$a + b = a$ in machine precision

98 Views Asked by At

I have the following statement:

"If $a + b = a$, then $b = 0$" may not true with the floating point operations. Actually, if $|y| ‎< (\varepsilon / B) |x|$, then $fl(x+y) = x$, where $\varepsilon$ is the machine precision, $B$ is the basis of the number system, and $fl(x+y)$ denotes the value of the expression as obtained by the floating-point arithmetic.

How can I prove this?

1

There are 1 best solutions below

0
On BEST ANSWER

Let's concentrate on binary numbers, i.e. $B=2$. Suppose you have floating point numbers with 6 digits mantissa, and implied one before the decimal point.

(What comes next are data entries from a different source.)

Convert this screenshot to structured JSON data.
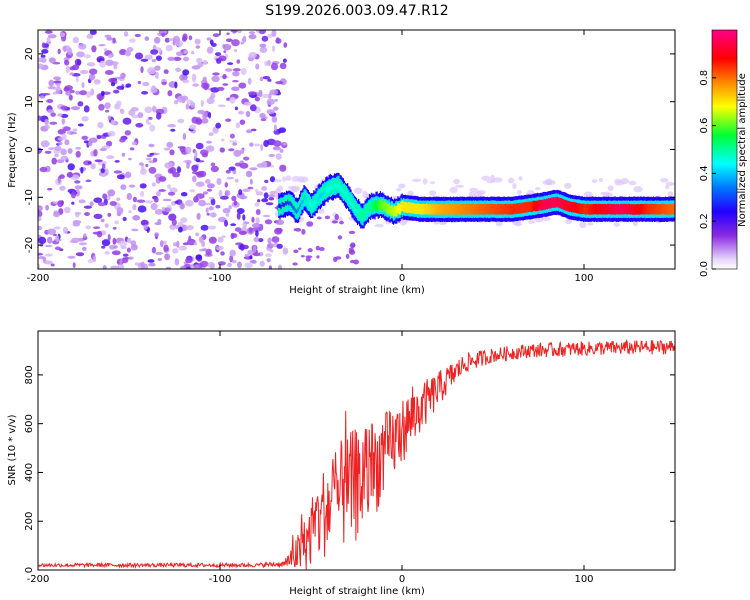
{
  "title": "S199.2026.003.09.47.R12",
  "chart_data": [
    {
      "type": "heatmap",
      "xlabel": "Height of straight line (km)",
      "ylabel": "Frequency (Hz)",
      "xlim": [
        -200,
        150
      ],
      "ylim": [
        -25,
        25
      ],
      "x_ticks": [
        -200,
        -100,
        0,
        100
      ],
      "x_tick_labels": [
        "-200",
        "-100",
        "0",
        "100"
      ],
      "y_ticks": [
        -20,
        -10,
        0,
        10,
        20
      ],
      "y_tick_labels": [
        "-20",
        "-10",
        "0",
        "10",
        "20"
      ],
      "colorbar": {
        "label": "Normalized spectral amplitude",
        "range": [
          0.0,
          1.0
        ],
        "ticks": [
          0.0,
          0.2,
          0.4,
          0.6,
          0.8
        ],
        "tick_labels": [
          "0.0",
          "0.2",
          "0.4",
          "0.6",
          "0.8"
        ]
      },
      "noise_region_x": [
        -200,
        -70
      ],
      "signal_track": [
        {
          "x": -68,
          "f": -12.0,
          "amp": 0.25
        },
        {
          "x": -62,
          "f": -11.0,
          "amp": 0.3
        },
        {
          "x": -58,
          "f": -13.0,
          "amp": 0.35
        },
        {
          "x": -54,
          "f": -10.0,
          "amp": 0.4
        },
        {
          "x": -50,
          "f": -12.0,
          "amp": 0.45
        },
        {
          "x": -45,
          "f": -9.5,
          "amp": 0.4
        },
        {
          "x": -40,
          "f": -8.0,
          "amp": 0.45
        },
        {
          "x": -35,
          "f": -7.5,
          "amp": 0.45
        },
        {
          "x": -30,
          "f": -10.0,
          "amp": 0.45
        },
        {
          "x": -26,
          "f": -12.5,
          "amp": 0.45
        },
        {
          "x": -22,
          "f": -14.0,
          "amp": 0.5
        },
        {
          "x": -18,
          "f": -12.0,
          "amp": 0.5
        },
        {
          "x": -12,
          "f": -11.5,
          "amp": 0.6
        },
        {
          "x": -5,
          "f": -13.0,
          "amp": 0.65
        },
        {
          "x": 0,
          "f": -12.0,
          "amp": 0.7
        },
        {
          "x": 10,
          "f": -12.5,
          "amp": 0.7
        },
        {
          "x": 20,
          "f": -12.5,
          "amp": 0.75
        },
        {
          "x": 40,
          "f": -12.5,
          "amp": 0.8
        },
        {
          "x": 60,
          "f": -12.5,
          "amp": 0.85
        },
        {
          "x": 70,
          "f": -12.0,
          "amp": 0.85
        },
        {
          "x": 78,
          "f": -11.5,
          "amp": 0.95
        },
        {
          "x": 85,
          "f": -11.0,
          "amp": 0.95
        },
        {
          "x": 92,
          "f": -12.0,
          "amp": 0.9
        },
        {
          "x": 100,
          "f": -12.5,
          "amp": 0.85
        },
        {
          "x": 110,
          "f": -12.5,
          "amp": 0.9
        },
        {
          "x": 120,
          "f": -12.5,
          "amp": 0.95
        },
        {
          "x": 135,
          "f": -12.5,
          "amp": 0.85
        },
        {
          "x": 150,
          "f": -12.5,
          "amp": 0.8
        }
      ]
    },
    {
      "type": "line",
      "xlabel": "Height of straight line (km)",
      "ylabel": "SNR (10 * v/v)",
      "xlim": [
        -200,
        150
      ],
      "ylim": [
        0,
        980
      ],
      "x_ticks": [
        -200,
        -100,
        0,
        100
      ],
      "x_tick_labels": [
        "-200",
        "-100",
        "0",
        "100"
      ],
      "y_ticks": [
        0,
        200,
        400,
        600,
        800
      ],
      "y_tick_labels": [
        "0",
        "200",
        "400",
        "600",
        "800"
      ],
      "series": [
        {
          "name": "SNR",
          "color": "#ee2222",
          "envelope_x": [
            -200,
            -80,
            -65,
            -55,
            -45,
            -35,
            -25,
            -15,
            -5,
            5,
            15,
            25,
            35,
            50,
            70,
            90,
            110,
            130,
            150
          ],
          "envelope_y": [
            20,
            20,
            25,
            80,
            220,
            300,
            350,
            420,
            520,
            620,
            700,
            780,
            850,
            880,
            900,
            905,
            910,
            912,
            915
          ],
          "noise_amplitude": [
            8,
            8,
            12,
            100,
            180,
            220,
            240,
            200,
            150,
            120,
            90,
            60,
            40,
            30,
            30,
            30,
            30,
            30,
            30
          ]
        }
      ]
    }
  ],
  "colors": {
    "background": "#ffffff",
    "axis": "#000000",
    "line": "#ee2222"
  }
}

So for example, $x$ might look like this:

$$ x = 1.\underbrace{001001}_{\text{6 digits}}{}_2 \times 2^4 $$

In this case, the unit in the last place (ULP) is

$$ \operatorname{ULP}(x) = 0.000001_2 \times 2^4 = 2^{4-6} = 2^{-2} $$

This measures the distance to the nearest different floating point number. If you round to nearest, you'll have to add at least half that amount to obtain a number different from $x$. In other words:

$$ x\neq\operatorname{fl}(x+y) \quad\Leftrightarrow\quad \lvert y\rvert\ge\frac{\operatorname{ULP}(x)}{2}$$

Now you'll have to translate concepts. Due to the size of the mantiassa, you have $\epsilon=2^{-6}$, which is the first factor in my ULP computation. Furthermore, the mantissa of $x$ will be between $1$ (inclusive) and $2$ (exclusive), since it is one point something.

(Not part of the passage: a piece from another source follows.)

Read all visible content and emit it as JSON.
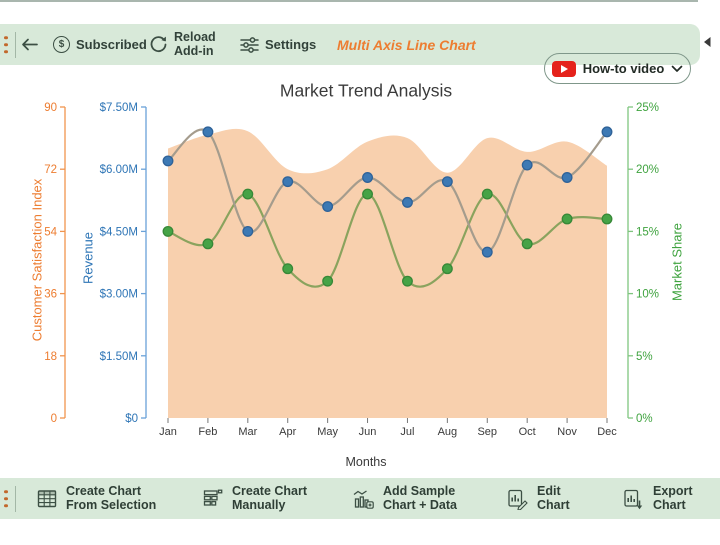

$$ 2^4 = 1\times 2^4 \le \lvert x \rvert \lt 2\times 2^4 = 2^5 \\ \operatorname{ULP}(x) = 2^{-2} \le \epsilon\,\lvert x\rvert < 2^{-1} = 2\,\operatorname{ULP}(x) $$

So this term $\epsilon\,\lvert x\rvert$ in your question is on the same order as $\operatorname{ULP}(x)$, but it can be almost twice as large.

For this reason, I do not agree with the statement as you phrased it.

Counterexample:

\begin{align*} x &= 1.001001_2\times 2^4 \\ \epsilon &= 0.000001_2 = 2^{-6} \\ \frac{\epsilon}{2}\,\lvert x\rvert &= 1.001001_2 \times 2^{-3} \\ \frac{\operatorname{ULP}(x)}{2} &= 1.000000_2 \times 2^{-3} = 2^{-3} \\ y &= 1.001000_2 \times 2^{-3} \\ x+y &= 1.0010011001 \times 2^4 \\ \operatorname{fl}(x+y) &= 1.001010 \times 2^4 > x \\ \end{align*}

To correct the statement, I'd divide $\epsilon$ not only by $B$ but by $2B$. This is because in general, $\epsilon\,\lvert x\rvert< B\operatorname{ULP}(x)$, so dividing by $B$ results in a bound at least as tight as ULP, and dividing by two will take care of the round-to-nearest behavior where you may only differ by half an ulp without changing the value.